10 Things About Poverty In Canada

January 3, 2019

 

 

1. It’s Hard To Measure

While 1 in 7 (or 4.9 million) people in Canada live in poverty, there is no official measurement. Low income is one way of measuring poverty. Another is the "basic needs poverty measure” which looks at the absolute minimum resources needed to fulfill physical well-being. The "market basket measure” estimates the disposable income needed to meet basic needs.

 

2. It’s A Burden On The Economy

Poverty can exert extra health care and social assistance costs. Poverty costs that province between 5.5 and 6.6 percent of its Gross Domestic Product.
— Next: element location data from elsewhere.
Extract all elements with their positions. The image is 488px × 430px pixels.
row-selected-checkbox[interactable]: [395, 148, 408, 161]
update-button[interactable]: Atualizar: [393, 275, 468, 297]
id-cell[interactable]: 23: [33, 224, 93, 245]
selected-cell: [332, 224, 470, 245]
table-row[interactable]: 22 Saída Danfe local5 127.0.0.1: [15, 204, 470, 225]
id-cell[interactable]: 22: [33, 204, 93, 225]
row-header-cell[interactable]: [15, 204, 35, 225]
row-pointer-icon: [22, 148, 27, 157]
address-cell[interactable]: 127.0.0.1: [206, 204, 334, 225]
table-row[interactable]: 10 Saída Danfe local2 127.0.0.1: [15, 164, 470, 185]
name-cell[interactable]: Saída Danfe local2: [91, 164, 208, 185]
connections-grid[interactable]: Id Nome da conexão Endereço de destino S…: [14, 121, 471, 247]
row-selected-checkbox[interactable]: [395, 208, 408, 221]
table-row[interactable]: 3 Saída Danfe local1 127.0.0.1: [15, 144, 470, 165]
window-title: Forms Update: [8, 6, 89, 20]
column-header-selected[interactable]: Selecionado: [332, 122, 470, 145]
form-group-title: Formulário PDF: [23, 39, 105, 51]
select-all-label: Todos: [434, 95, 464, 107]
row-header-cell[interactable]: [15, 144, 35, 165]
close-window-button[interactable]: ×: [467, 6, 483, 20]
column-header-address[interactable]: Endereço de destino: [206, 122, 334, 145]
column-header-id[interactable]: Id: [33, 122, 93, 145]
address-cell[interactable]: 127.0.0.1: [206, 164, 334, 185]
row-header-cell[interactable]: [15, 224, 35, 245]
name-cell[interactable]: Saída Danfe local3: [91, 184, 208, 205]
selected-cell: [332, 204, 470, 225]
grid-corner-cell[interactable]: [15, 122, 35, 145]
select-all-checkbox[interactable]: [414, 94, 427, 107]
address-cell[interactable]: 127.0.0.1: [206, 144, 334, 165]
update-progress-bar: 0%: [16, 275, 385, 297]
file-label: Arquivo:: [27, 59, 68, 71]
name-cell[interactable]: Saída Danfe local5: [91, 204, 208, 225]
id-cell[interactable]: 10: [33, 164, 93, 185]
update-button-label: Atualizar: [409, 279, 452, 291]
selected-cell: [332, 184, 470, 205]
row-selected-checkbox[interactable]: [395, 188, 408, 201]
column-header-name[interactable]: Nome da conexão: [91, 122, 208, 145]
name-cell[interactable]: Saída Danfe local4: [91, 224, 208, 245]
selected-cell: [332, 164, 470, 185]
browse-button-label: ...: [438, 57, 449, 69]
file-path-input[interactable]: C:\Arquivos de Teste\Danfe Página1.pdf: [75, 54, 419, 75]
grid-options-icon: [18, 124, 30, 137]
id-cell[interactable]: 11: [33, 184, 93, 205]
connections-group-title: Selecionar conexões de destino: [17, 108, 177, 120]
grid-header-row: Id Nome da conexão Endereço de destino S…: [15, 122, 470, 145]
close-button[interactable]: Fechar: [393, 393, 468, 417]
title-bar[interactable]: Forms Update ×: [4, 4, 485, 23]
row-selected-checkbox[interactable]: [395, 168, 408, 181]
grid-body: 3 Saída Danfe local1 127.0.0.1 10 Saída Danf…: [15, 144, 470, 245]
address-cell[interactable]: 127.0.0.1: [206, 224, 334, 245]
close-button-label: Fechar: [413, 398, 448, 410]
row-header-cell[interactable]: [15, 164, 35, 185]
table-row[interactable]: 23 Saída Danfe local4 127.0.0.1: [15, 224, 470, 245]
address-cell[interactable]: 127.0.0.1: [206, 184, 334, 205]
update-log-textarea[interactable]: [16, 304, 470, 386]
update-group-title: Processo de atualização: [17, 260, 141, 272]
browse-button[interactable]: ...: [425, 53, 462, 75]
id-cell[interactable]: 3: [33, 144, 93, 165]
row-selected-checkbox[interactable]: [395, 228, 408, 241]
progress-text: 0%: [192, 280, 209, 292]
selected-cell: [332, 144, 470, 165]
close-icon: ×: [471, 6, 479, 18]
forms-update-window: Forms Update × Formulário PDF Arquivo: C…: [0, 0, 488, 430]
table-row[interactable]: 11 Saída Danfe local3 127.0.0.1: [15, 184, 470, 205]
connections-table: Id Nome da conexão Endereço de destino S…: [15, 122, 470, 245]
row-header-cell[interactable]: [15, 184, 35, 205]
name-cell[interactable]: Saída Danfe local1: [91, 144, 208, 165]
The national health care costs attributable to poverty are $7.6 billion annually.

 

3. Too Much Is Spent On Shelter

In 2017, home ownership costs in the GTA were the second highest in Canada, making up 72 percent of a typical household’s monthly pre-tax income. The national average of 45.9% is far above the Canada Mortgage and Housing Corporation’s benchmark. The CMHC which considers housing “affordable” when no more than 30% of pre-tax income is spent on homeownership expenses.

 

4. Many People Are At Risk Of Being Homeless

Over 3 million Canadian households are precariously housed (living in unaffordable, below standards, and/or overcrowded housing conditions).

 

5. Precarious Employment Is On The Rise

Precarious employment has increased by nearly 50% over the past two decades. At the same time the average earnings are down. Between 1980 and 2005, the average earnings among the least wealthy Canadians fell by 20%.

 

6. Amount Paid In Income Tax Is Up

Canadians pay 42.5% of income in tax, more than they spend on food, shelter and clothing combined. A 2014 report revealed that since 1961, the average family’s tax bill has grown by 1,832%. Taxes have grown more rapidly than any other single item of expenditure for the average family.

 

7. Poverty Can Shorten Your Life

There is a distinct difference in life expectancy between the rich and the poor. The longevity gap for men between the highest and lowest earners is eight years. The highest-earning Canadian women outlive the lowest-earning women by three years.

 

8. Canadian Don’t Have Enough To Eat

Each month, over 850,000 people turn to food banks for help. 100 percent of the homeless population, over 235,000 Canadians annually, are food insecure and have missed a meal or gone a day or days without eating due to a lack of money.

 

9. Homelessness Is Wide Spread

On any given night, about 35,000 Canadians are homeless. There are, on average, over 9,000 people in Toronto who spend the night in shelters and on city streets.

 

10. Debt Levels Continue To Rise

The average Canadian owes $8,500 in consumer debt, excluding their mortgage. The household debt-to-income ratio reported in July of this year was 171.31 percent. In other words, the average Canadian owes $1.71 for every dollar they earn. The ratio was 169.9 percent and 168.5 percent for the same time period in 2017 and 2016, respectively.